[cfe-dev] RFC clang analyzer false positives (for loop)

Fri Aug 26 08:37:58 PDT 2016

On 8/26/16 5:51 PM, Joerg Sonnenberger via cfe-dev wrote:
> On Fri, Aug 26, 2016 at 02:36:31PM +0000, Daniel Marjamäki wrote:
>> However if most warnings for a particular use case are in practice false positives I say these should be dropped. So I think the question should be if most warnings are false positives? Do you think your true positive ratio in your own code is good? Is it higher than 50%?
>>
>>> But the example you have given is *not* wrong. It is completely correct.
>> Imho it is a false positive if I can easily see with human intelligence that the warning is wrong.
> But you can't without adding additional assumptions that are not part of
> the code. In this case "nr must be positive". That's why it is not a
> false positive -- you have to add external knowledge. If the constraint
> can't be handled by the analyzer, that's again a different situation.
> That's e.g. a problem when the initialisation happens in a different
> function and the analyzer can't or doesn't want to see it. Another case
> is if the constraint depends on a non-trivial computation and the
> analyzer isn't smart enough to figure it out. All those are examples of
> false positives: the information is available, but the system doesn't
> use them. It is not a false positive if information is missing in first
> place.
>
Suppose we analyzed the program from the very main(), scanned all call 
sites in all translation units, and proven that the path is never 
reached in this program. Then the positive would have been gone. So 
perhaps this positive is not unavoidable, and i don't think this 
information is missing - just the analyzer was not taught to use it. If 
it was a library interface function, then yeah, the user is known to be 
able to throw arbitrary stuff into it. But perhaps the library 
documentation will suggest that "if nr is non-positive, the behavior is 
undefined"... no longer sure if it's true or false this time.

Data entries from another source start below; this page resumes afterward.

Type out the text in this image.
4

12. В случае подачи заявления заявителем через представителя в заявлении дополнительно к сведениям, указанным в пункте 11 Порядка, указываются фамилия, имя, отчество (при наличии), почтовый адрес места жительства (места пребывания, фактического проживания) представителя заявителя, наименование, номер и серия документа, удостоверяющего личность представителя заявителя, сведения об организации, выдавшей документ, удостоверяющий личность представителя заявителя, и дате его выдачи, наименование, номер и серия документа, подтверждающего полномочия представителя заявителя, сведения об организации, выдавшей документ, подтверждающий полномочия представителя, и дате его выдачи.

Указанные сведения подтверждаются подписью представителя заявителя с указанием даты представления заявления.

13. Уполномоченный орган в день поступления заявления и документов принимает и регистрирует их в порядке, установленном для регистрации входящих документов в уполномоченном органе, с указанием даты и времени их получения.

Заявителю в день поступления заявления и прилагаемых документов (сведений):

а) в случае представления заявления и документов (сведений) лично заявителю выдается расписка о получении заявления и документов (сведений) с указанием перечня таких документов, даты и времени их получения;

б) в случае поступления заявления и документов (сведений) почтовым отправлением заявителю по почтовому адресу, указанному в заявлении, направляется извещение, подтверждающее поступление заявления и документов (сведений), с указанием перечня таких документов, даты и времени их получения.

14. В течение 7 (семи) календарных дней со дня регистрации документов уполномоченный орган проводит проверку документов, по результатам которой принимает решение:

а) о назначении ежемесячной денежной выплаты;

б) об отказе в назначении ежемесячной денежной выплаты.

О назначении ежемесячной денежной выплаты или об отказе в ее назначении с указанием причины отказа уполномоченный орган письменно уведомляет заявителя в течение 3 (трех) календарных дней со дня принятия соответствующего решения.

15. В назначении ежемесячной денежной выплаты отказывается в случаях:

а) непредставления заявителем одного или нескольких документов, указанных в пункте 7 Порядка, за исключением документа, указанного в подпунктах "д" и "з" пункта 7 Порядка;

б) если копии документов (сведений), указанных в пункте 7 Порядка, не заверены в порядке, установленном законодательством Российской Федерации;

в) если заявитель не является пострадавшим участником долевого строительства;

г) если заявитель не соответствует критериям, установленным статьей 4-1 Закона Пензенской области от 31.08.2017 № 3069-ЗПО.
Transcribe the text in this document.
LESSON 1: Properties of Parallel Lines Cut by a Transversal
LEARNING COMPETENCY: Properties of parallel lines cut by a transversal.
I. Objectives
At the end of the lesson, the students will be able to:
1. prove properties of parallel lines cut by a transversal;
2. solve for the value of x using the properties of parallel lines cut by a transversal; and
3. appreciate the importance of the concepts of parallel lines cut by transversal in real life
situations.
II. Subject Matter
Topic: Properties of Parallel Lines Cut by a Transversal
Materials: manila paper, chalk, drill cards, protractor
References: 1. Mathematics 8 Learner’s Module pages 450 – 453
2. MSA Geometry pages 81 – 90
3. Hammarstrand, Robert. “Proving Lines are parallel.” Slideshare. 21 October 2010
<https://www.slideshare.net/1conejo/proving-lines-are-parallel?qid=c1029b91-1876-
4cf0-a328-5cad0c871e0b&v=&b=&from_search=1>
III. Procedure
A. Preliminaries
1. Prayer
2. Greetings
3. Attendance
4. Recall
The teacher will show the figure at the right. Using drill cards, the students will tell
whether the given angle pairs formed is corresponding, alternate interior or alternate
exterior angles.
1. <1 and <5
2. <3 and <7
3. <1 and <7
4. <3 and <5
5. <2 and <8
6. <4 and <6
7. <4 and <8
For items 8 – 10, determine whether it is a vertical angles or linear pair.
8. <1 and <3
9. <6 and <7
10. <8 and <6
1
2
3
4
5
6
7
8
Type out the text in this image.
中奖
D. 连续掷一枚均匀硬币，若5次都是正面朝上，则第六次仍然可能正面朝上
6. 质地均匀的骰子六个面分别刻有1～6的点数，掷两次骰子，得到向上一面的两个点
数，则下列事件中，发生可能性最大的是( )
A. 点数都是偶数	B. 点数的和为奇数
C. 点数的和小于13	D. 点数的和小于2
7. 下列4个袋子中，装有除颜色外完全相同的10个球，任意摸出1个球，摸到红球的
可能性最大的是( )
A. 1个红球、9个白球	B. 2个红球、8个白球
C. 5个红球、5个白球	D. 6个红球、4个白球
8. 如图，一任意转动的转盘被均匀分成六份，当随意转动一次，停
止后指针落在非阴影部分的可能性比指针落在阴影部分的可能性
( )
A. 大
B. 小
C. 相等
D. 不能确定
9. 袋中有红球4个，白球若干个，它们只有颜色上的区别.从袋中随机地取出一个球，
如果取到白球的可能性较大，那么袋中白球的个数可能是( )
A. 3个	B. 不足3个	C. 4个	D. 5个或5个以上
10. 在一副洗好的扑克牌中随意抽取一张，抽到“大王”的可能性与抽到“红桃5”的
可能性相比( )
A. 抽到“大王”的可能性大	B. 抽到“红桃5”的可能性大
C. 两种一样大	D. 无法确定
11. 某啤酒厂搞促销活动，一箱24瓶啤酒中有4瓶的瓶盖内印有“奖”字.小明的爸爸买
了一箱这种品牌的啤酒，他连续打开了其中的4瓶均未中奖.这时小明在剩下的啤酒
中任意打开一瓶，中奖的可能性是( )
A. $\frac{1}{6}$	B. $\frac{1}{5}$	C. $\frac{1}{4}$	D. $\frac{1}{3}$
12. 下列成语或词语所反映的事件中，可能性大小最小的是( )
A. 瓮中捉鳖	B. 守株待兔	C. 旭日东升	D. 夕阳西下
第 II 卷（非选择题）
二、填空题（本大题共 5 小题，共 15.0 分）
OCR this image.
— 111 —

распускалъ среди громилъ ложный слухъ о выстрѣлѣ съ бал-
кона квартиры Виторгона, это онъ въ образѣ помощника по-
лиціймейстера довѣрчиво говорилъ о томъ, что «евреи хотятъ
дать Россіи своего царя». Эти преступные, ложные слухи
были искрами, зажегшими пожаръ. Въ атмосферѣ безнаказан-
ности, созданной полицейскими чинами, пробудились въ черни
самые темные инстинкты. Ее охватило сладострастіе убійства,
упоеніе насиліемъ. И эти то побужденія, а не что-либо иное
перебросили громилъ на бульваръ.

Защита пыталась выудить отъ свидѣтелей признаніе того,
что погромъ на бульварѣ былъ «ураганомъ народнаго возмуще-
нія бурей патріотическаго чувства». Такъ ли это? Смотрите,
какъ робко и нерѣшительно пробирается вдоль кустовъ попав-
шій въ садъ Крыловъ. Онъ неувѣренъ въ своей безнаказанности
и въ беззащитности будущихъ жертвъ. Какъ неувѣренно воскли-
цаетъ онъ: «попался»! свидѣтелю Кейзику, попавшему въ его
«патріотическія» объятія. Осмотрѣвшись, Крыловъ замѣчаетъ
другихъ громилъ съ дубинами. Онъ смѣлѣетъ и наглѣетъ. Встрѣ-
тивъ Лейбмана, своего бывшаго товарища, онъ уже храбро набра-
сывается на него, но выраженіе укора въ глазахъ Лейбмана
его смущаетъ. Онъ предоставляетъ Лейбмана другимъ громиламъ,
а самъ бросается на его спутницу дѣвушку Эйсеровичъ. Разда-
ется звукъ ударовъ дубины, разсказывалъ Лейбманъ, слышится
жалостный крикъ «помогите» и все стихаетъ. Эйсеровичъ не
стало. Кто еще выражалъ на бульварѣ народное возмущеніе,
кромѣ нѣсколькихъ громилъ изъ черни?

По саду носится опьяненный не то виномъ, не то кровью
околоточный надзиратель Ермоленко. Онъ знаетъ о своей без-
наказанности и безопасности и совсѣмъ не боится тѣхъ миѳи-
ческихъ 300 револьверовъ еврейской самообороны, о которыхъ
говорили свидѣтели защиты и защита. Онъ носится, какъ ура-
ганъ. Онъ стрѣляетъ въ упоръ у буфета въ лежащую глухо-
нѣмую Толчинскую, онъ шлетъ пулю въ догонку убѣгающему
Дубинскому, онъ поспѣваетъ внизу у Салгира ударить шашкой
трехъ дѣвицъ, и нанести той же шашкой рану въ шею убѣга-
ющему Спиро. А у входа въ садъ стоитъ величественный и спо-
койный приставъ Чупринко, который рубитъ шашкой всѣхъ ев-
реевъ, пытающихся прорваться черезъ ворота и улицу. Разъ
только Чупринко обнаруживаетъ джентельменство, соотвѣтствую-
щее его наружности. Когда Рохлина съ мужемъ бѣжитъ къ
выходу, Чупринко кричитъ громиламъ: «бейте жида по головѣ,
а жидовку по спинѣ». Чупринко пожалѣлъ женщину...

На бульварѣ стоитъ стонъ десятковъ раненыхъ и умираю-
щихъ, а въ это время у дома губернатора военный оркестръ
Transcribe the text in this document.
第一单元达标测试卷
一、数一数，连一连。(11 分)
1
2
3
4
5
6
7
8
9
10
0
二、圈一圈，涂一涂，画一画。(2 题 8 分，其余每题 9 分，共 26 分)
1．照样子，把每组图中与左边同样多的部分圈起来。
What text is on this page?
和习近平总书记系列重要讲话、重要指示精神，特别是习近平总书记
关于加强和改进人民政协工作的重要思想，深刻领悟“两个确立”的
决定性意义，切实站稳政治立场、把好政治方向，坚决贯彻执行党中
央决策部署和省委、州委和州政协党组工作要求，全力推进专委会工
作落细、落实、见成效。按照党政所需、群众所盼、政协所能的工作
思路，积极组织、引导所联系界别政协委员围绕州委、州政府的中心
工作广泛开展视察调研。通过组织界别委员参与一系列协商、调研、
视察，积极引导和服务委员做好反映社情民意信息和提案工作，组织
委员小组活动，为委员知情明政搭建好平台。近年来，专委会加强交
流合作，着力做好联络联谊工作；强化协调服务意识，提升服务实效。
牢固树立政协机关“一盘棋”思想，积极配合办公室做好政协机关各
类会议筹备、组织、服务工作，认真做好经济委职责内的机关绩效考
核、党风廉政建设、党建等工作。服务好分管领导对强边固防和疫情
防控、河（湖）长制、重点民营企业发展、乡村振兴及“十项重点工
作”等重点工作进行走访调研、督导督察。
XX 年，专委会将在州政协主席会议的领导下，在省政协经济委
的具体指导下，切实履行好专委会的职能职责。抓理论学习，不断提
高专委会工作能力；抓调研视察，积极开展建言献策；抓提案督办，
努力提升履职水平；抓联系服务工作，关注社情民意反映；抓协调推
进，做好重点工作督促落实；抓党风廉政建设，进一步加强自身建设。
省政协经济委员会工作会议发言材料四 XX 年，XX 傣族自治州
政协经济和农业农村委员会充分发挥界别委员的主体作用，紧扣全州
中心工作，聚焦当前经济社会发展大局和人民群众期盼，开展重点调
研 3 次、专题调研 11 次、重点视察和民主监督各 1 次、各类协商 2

But i'd also consider classifying positives as "useful" and "useless", 
rather than "true" or "false". For example, when the code needs to be 
fixed, this positive is good. When it requires documenting (documenting 
contracts through asserts included), it's also probably useful, but 
perhaps less useful - there was no bug in the program, so the user 
wouldn't notice the change. This particular positive, depending on the 
circumstances, may or may not be very useful. Assertion is worth adding, 
yeah. But the software's end user may not benefit from it, so the 
manager may avoid supporting the usage of such tool in the project, if 
most positives need to be suppressed rather than fixed.